# 94' Nissan Bluebird SSS (Aussie)



## serkz (Sep 30, 2005)

Here are a few pics of my sss.. enjoy


----------



## b14sleeper (Dec 31, 2004)

nice and clean... i like it


----------



## StevenLK (Jul 15, 2002)

pretty cleean. nice .. i wish i had a RHD.


----------



## serkz (Sep 30, 2005)

Thanx ppl 

Heres a few more...


----------



## b14sleeper (Dec 31, 2004)

i like the drop, also you should get some red/clear lights... they will look good on your car.


----------



## serkz (Sep 30, 2005)

b14sleeper said:


> i like the drop, also you should get some red/clear lights... they will look good on your car.

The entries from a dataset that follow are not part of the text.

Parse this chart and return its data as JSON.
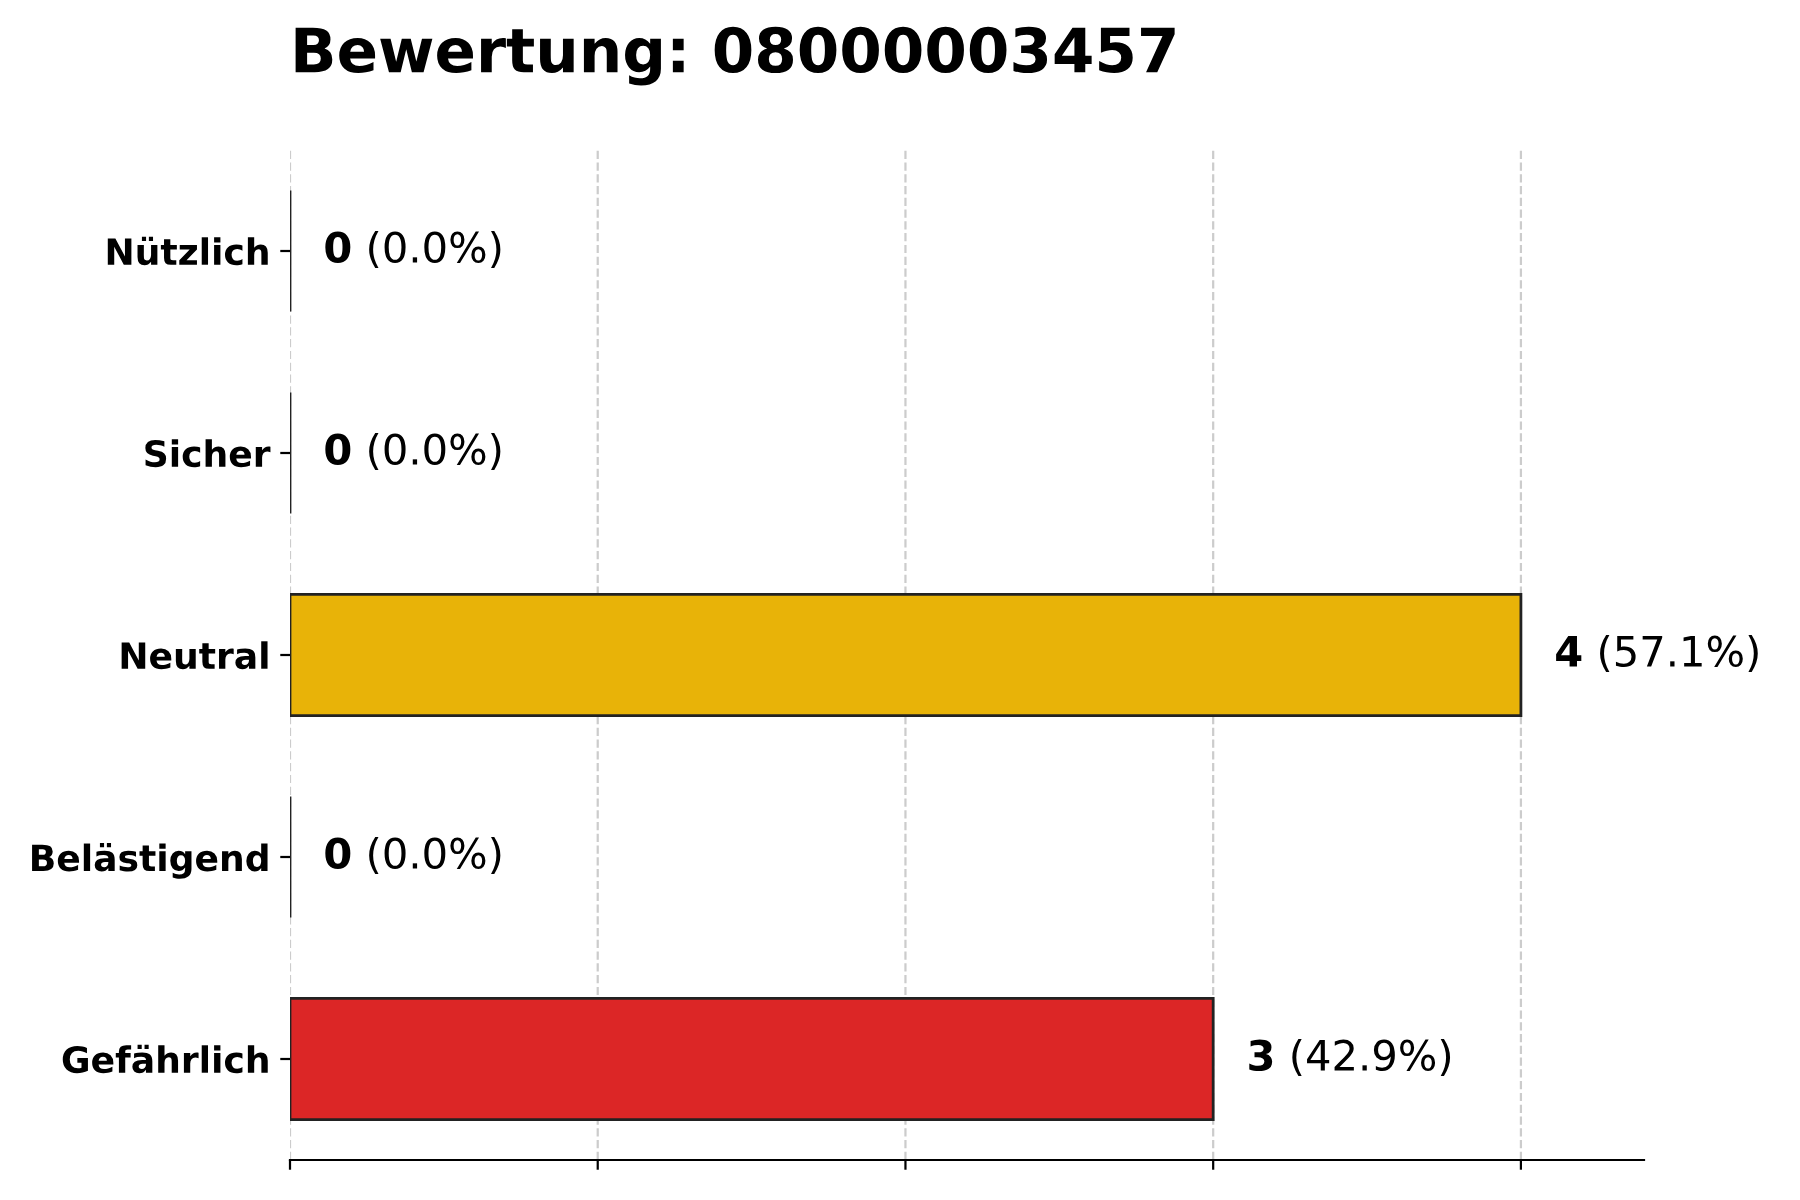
{
  "chart_data": {
    "type": "bar",
    "orientation": "horizontal",
    "title": "Bewertung: 08000003457",
    "categories": [
      "Nützlich",
      "Sicher",
      "Neutral",
      "Belästigend",
      "Gefährlich"
    ],
    "values": [
      0,
      0,
      4,
      0,
      3
    ],
    "colors": [
      "#222222",
      "#222222",
      "#e8b308",
      "#222222",
      "#dc2626"
    ],
    "value_labels": [
      "0 (0.0%)",
      "0 (0.0%)",
      "4 (57.1%)",
      "0 (0.0%)",
      "3 (42.9%)"
    ],
    "xlim": [
      0,
      4.4
    ],
    "xticks": [
      {
        "value": 0,
        "label": null
      },
      {
        "value": 1,
        "label": null
      },
      {
        "value": 2,
        "label": null
      },
      {
        "value": 3,
        "label": null
      },
      {
        "value": 4,
        "label": null
      }
    ],
    "tick_labels": "y",
    "grid": "x",
    "legend": false
  }
}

Yeah I agree... could look at doing that in the near future, I'm going hunting for a wrx bonnet scoop for it next week


----------



## himilefrontier (Jan 21, 2003)

WHat engine is in it? Is it a KA24DE? For some reason , I thought the Bluebird SSS had the SR20DET in it.


----------



## mzanubis (Feb 19, 2003)

himilefrontier said:


> WHat engine is in it? Is it a KA24DE? For some reason , I thought the Bluebird SSS had the SR20DET in it.


bluebirds do have SR20's in them, but that seriously looks like KA to me too.


----------



## serkz (Sep 30, 2005)

Yeah the Australian made bluebird's come with KA24DE engines


----------